曲を練習するだけがピアノレッスンじゃない!音楽教育学がこれまでのレッスンを変える

一昔前のピアノレッスンといえば、ハノンやバイエル、チェルニーなどの練習曲をひとつずつこなしていくもの、というイメージが強かったのではないでしょうか。
また、残ったレッスン時間で、バッハやショパン、ベートーベンなどが作曲した特定の曲を、作曲家について学んだり一音ずつ譜読みしながら上手に弾けるようになるまで練習して、先生から[合格]と言われたら次の新しい曲を再び一から練習し始める、といったレッスン内容が主流だったと思います。

今の時代のピアノレッスンは、ここから大きく変わってきています。

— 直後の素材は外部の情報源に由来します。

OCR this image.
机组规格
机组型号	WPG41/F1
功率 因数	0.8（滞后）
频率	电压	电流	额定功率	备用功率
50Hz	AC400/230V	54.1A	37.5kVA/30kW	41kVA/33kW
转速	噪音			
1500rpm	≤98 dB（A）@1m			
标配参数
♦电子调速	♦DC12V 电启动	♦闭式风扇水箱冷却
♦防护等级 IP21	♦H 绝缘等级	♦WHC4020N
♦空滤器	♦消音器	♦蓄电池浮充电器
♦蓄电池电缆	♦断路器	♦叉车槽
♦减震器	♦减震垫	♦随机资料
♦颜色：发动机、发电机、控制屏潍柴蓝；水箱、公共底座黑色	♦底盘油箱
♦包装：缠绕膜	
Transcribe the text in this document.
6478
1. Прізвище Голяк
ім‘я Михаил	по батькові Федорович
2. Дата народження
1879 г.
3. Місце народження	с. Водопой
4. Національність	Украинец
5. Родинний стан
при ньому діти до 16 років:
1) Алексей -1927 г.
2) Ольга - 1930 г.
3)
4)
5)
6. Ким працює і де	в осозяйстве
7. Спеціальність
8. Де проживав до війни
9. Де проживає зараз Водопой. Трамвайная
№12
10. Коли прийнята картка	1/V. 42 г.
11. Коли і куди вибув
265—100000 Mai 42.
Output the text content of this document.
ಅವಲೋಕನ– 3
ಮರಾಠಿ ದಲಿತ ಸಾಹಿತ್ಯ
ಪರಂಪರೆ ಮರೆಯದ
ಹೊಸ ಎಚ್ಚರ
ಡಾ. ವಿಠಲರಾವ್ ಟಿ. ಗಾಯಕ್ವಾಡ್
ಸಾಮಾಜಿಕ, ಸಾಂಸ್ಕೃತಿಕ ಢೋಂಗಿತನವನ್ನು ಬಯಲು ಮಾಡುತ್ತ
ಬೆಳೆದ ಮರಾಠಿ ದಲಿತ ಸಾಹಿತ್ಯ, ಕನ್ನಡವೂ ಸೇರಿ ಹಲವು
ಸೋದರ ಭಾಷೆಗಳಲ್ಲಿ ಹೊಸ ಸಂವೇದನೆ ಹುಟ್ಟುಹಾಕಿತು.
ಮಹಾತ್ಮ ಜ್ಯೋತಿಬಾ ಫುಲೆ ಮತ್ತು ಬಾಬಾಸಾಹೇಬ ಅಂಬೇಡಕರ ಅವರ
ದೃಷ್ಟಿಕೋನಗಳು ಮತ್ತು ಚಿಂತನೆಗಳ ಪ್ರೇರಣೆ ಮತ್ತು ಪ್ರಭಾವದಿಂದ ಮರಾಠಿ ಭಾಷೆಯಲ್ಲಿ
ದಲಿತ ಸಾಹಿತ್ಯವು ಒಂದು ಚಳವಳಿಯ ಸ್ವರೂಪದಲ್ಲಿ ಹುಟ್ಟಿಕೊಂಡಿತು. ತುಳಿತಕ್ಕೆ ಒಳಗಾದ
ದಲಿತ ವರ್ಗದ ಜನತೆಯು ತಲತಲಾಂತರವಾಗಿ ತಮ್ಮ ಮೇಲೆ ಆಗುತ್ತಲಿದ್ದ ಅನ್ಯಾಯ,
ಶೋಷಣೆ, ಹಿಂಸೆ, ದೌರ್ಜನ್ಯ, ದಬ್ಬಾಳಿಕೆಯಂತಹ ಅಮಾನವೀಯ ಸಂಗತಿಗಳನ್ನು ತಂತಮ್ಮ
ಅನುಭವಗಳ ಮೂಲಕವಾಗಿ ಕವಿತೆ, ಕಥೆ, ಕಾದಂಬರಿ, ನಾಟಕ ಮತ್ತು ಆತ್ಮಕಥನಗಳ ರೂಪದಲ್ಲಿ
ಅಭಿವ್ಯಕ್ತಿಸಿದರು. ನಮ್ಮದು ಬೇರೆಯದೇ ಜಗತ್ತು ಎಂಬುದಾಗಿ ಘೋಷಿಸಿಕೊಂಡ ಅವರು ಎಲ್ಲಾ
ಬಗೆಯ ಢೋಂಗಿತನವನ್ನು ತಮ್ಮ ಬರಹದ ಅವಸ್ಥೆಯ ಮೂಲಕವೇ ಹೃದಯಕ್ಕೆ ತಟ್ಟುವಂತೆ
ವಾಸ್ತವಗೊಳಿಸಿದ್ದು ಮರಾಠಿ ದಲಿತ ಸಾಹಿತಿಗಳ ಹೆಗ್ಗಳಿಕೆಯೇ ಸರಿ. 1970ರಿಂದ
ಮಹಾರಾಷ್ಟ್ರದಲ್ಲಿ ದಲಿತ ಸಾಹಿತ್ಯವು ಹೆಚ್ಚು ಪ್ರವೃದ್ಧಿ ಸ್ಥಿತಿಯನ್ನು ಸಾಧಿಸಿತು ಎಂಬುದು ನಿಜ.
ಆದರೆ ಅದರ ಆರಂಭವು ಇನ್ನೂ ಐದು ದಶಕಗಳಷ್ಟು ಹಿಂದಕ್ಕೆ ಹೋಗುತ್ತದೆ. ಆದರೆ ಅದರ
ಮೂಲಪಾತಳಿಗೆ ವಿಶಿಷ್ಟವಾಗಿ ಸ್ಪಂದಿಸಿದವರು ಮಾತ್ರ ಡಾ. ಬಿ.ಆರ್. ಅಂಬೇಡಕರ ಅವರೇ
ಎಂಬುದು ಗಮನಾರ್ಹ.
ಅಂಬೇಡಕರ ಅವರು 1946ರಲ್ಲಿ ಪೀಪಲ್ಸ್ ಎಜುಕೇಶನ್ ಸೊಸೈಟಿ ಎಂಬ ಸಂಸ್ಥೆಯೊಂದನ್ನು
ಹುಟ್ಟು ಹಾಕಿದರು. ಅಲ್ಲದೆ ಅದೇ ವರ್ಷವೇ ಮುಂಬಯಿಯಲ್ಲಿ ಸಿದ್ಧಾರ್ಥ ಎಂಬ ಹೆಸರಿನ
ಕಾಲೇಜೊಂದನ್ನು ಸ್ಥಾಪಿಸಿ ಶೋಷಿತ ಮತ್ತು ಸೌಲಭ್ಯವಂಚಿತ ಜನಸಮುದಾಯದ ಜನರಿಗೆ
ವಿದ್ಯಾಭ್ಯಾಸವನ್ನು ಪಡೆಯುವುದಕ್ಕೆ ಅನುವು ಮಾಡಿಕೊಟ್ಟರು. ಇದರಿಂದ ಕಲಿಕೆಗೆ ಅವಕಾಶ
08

さらにこれからもっと変わっていきます

今のピアノレッスンは、少しずつ、この「ひとつひとつの特定の曲を演奏できるようになる」という視点から「様々な曲を通して『音楽』そのものを学ぶ」という方向へ転換しつつあります。

どういうことかをご説明するため、まず、この変化を支えている、音楽教育学とは何か、について確認したいと思います。

 

目次

音楽教育学とは

ピアノレッスンと音楽教育学

音楽教育自体は、音楽そのものと同じくらい長い歴史があり、すでにエジプトや古代中国、古代ギリシャの時代にもしっかり存在していました。

あまりにも膨大な歴史なのでざっくりと概要だけまとめると、歌や詩そのものと一緒に、「音楽はこのように教える」という教えかたのハウツーも、国や地域ごとに代々伝わり、広がっていきました。

それらが19世紀終わり頃に音楽教育学という学問領域になって体系化されます。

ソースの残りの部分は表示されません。